Prothromplex

Prothromplex Mechanism of Action

prothrombin complex concentrate, human

Manufacturer:

Takeda

Distributor:

Zuellig Pharma
The information highlighted (if any) are the most recent updates for this brand.
Full Prescribing Info
Action
Pharmacotherapeutic group: Antihaemorrhagics, coagulation factors IX, II, VII and X in combination. ATC Code: B02BD01.
PHARMACOLOGY: Pharmacodynamics: The coagulation factors II, VII, IX and X, are synthesized in the liver with the help of vitamin K, are commonly called the Prothrombin Complex.
Factor VII is the zymogen of the active serine protease factor VIIa by which the extrinsic pathway of blood coagulation is initiated. The tissue factor/factor VIIa complex activates coagulation factors X and IX, whereby factors IXa and Xa are formed. With further activation of the coagulation cascade, prothrombin (factor II) is activated and transformed to thrombin. By the action of thrombin, fibrinogen is converted to fibrin, which results in clot formation.

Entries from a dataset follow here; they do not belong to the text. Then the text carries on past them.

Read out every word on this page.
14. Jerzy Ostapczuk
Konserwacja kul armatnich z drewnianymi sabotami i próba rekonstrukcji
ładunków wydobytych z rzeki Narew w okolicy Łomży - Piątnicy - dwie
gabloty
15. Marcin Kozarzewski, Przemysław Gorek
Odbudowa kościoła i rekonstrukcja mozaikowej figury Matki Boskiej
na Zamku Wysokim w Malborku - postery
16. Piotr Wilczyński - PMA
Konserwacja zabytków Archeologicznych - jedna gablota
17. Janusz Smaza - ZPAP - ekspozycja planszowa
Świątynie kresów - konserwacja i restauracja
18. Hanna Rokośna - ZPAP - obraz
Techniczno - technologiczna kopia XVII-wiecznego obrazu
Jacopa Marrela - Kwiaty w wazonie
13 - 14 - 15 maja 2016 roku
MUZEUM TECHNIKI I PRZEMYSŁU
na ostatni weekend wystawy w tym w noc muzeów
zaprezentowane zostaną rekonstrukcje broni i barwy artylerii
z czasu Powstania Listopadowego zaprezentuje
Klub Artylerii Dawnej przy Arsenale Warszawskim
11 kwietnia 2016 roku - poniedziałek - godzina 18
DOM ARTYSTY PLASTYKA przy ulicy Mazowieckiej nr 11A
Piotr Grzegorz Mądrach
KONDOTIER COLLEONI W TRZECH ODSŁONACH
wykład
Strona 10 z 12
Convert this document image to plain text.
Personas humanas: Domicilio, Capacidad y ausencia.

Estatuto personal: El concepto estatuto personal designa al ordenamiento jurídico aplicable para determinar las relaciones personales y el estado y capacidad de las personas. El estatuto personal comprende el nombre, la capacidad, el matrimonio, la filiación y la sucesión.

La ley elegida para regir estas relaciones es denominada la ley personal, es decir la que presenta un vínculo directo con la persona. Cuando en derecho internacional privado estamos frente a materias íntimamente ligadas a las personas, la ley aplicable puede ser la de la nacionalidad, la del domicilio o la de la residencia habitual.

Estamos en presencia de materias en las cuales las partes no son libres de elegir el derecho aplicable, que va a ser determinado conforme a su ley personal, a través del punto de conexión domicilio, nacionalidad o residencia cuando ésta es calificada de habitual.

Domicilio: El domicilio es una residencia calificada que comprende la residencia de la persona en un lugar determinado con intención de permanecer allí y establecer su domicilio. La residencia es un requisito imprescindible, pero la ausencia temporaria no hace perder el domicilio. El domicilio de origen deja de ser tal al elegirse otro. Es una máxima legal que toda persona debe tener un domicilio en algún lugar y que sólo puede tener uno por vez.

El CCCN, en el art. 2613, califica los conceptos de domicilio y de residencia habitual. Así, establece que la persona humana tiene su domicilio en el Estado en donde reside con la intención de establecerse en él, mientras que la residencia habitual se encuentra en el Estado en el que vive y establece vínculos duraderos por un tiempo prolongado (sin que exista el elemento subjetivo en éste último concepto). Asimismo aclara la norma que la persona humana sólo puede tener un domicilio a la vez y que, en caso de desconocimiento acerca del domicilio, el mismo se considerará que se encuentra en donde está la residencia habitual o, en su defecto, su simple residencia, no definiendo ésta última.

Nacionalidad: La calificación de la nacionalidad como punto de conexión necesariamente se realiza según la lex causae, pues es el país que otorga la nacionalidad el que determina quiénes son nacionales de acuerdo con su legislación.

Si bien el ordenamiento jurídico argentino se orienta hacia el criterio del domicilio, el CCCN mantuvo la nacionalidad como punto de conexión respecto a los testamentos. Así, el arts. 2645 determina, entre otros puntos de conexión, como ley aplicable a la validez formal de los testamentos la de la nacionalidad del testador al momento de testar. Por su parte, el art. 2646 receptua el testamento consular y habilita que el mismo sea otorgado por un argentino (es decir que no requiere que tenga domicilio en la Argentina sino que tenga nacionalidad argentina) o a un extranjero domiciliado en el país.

The normal generation of thrombin is also of vital importance for platelet function as a part of primary haemostasis.
Isolated severe deficiency of factor VII leads to reduced thrombin formation and a bleeding tendency due to impaired fibrin formation and impaired primary haemostasis. Isolated deficiency of factor IX is one of the classical haemophilias (haemophilia B). Isolated deficiency of factors II or X is very rare, but in severe forms they cause a bleeding tendency similar to that seen in classical haemophilia.
Acquired deficiencies of the vitamin K dependent coagulation factors occur during treatment with vitamin K antagonists. If the deficiency becomes severe, a severe bleeding tendency results, characterized by retroperitoneal or cerebral bleeds rather than muscle and joint haemorrhage. Severe hepatic insufficiency also results in markedly reduced levels of the vitamin K dependent coagulation factors and a clinical bleeding tendency which, however, is often complex due to the simultaneous occurring low-grade intravascular coagulation, low platelet levels, deficiency of coagulation inhibitors and disturbed fibrinolysis.
The administration of human prothrombin complex concentrates provides an increase in plasma levels of the vitamin K-dependent coagulation factors and can temporarily correct the coagulation defect of patients with deficiency of one or several of these factors.
Paediatric population: There are insufficient data to recommend the administration of Prothromplex TOTAL 600 IU in children.
Pharmacokinetics: See Table 2.

Click on icon to see table/diagram/image

Toxicology: Preclinical safety data: The factors of the human prothrombin complex (in a concentrate) are normal components of human plasma and behave like endogenous coagulation factors. Since higher doses lead to volume overload, toxicity testing after single administration has no significance. Toxicity studies after repeated administration in animal tests are unfeasible since interference through the development of antibodies to heterologous proteins occurs.
Since human coagulation factors are not seen as cancerogenic or mutagenic, experimental studies, especially in heterologous species, were not deemed necessary.